Especialmente, porque com o passar do tempo, emergiu um outro pensamento recorrente:  absoluta descrença no amor - embora o desejo dele seja latente. Talvez a descrença seja na possibilidade de eu conseguir ocupar um outro lugar - da querida, da estimada. E depois de tantos desamores, mais que amores, mais do que nunca tenho os pêlos eriçados e a desconfiança máxima. Meu desejo se confunde com raiva. Quero tê-los por perto, mas a tolerância é baixíssima - não tenho mais condições de me deixar ferir, então qualquer ameaça, já estou berrando.
Enfim, muito o que aprender de afeto com o masculino. Mentalizo que seja possível aprendê-lo com urgência. Pois quero tanto...preciso muito. Muito aprender a ser afetada positivamente, sem ser pela mágoa, pelo não. Mas poder abraçar sem medo da entrega.

PS: odeio Dia dos Pais. Mesmo já sendo adulta. Me incomoda as lembranças ruins que provoca. Anseio por ser mãe - tendo um companheiro comigo - para poder ressignificar esse dia. Anseio mais que tudo nessa vida.

sexta-feira, 10 de agosto de 2012

Das aprendizagens: O ódio

O ódio vem na garganta e corta tudo por dentro. Poderia lançar copos de extrato de tomate contra a parede, mas o medo dos cortes me impede. Não sei sentir ódio. Mas estou permitindo que ele se instale: quero aprender o que ele tem a me dizer. Quero extrair dele a dignidade e a antipatia necessária para se adquirir respeito. E perdi, ao menos por um dia, o medo do ferimento causado pelas palavras.

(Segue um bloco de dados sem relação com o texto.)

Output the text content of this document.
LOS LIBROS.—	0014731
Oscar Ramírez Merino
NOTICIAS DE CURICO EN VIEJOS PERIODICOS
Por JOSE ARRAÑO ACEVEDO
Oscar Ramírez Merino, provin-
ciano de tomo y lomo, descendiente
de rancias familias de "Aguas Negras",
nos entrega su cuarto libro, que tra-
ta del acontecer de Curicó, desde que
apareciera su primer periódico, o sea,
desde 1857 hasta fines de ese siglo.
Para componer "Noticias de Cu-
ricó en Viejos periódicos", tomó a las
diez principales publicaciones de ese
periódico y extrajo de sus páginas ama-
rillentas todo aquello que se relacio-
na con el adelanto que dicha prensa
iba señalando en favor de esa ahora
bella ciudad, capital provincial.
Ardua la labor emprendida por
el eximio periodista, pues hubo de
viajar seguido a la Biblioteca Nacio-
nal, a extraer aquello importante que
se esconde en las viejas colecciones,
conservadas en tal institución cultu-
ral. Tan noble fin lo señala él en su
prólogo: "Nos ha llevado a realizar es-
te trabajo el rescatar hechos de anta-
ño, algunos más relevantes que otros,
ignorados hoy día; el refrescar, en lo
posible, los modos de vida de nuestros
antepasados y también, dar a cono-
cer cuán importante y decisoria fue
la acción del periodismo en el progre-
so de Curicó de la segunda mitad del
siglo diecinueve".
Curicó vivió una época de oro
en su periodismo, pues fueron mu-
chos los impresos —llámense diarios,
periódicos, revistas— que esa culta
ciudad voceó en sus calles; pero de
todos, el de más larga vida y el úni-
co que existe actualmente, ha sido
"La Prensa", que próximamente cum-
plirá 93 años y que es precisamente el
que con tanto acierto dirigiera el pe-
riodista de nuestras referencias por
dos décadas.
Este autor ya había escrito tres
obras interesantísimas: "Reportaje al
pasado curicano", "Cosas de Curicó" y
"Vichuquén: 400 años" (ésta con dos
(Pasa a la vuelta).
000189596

Passei a noite  com os dentes cerrados. E já que minhas unhas são frágeis, que as palavras machuquem na mesma medida. Não sou santa. Pela primeira vez, não sou santa. Quero que a indiferença que me arranhou os pulsos, sinta frio da ponta da navalha. Que a truculência também é amor, disso já sei. Mas que por hoje, seja ela ódio. E que o futuro lhes traga a indiferença semeada.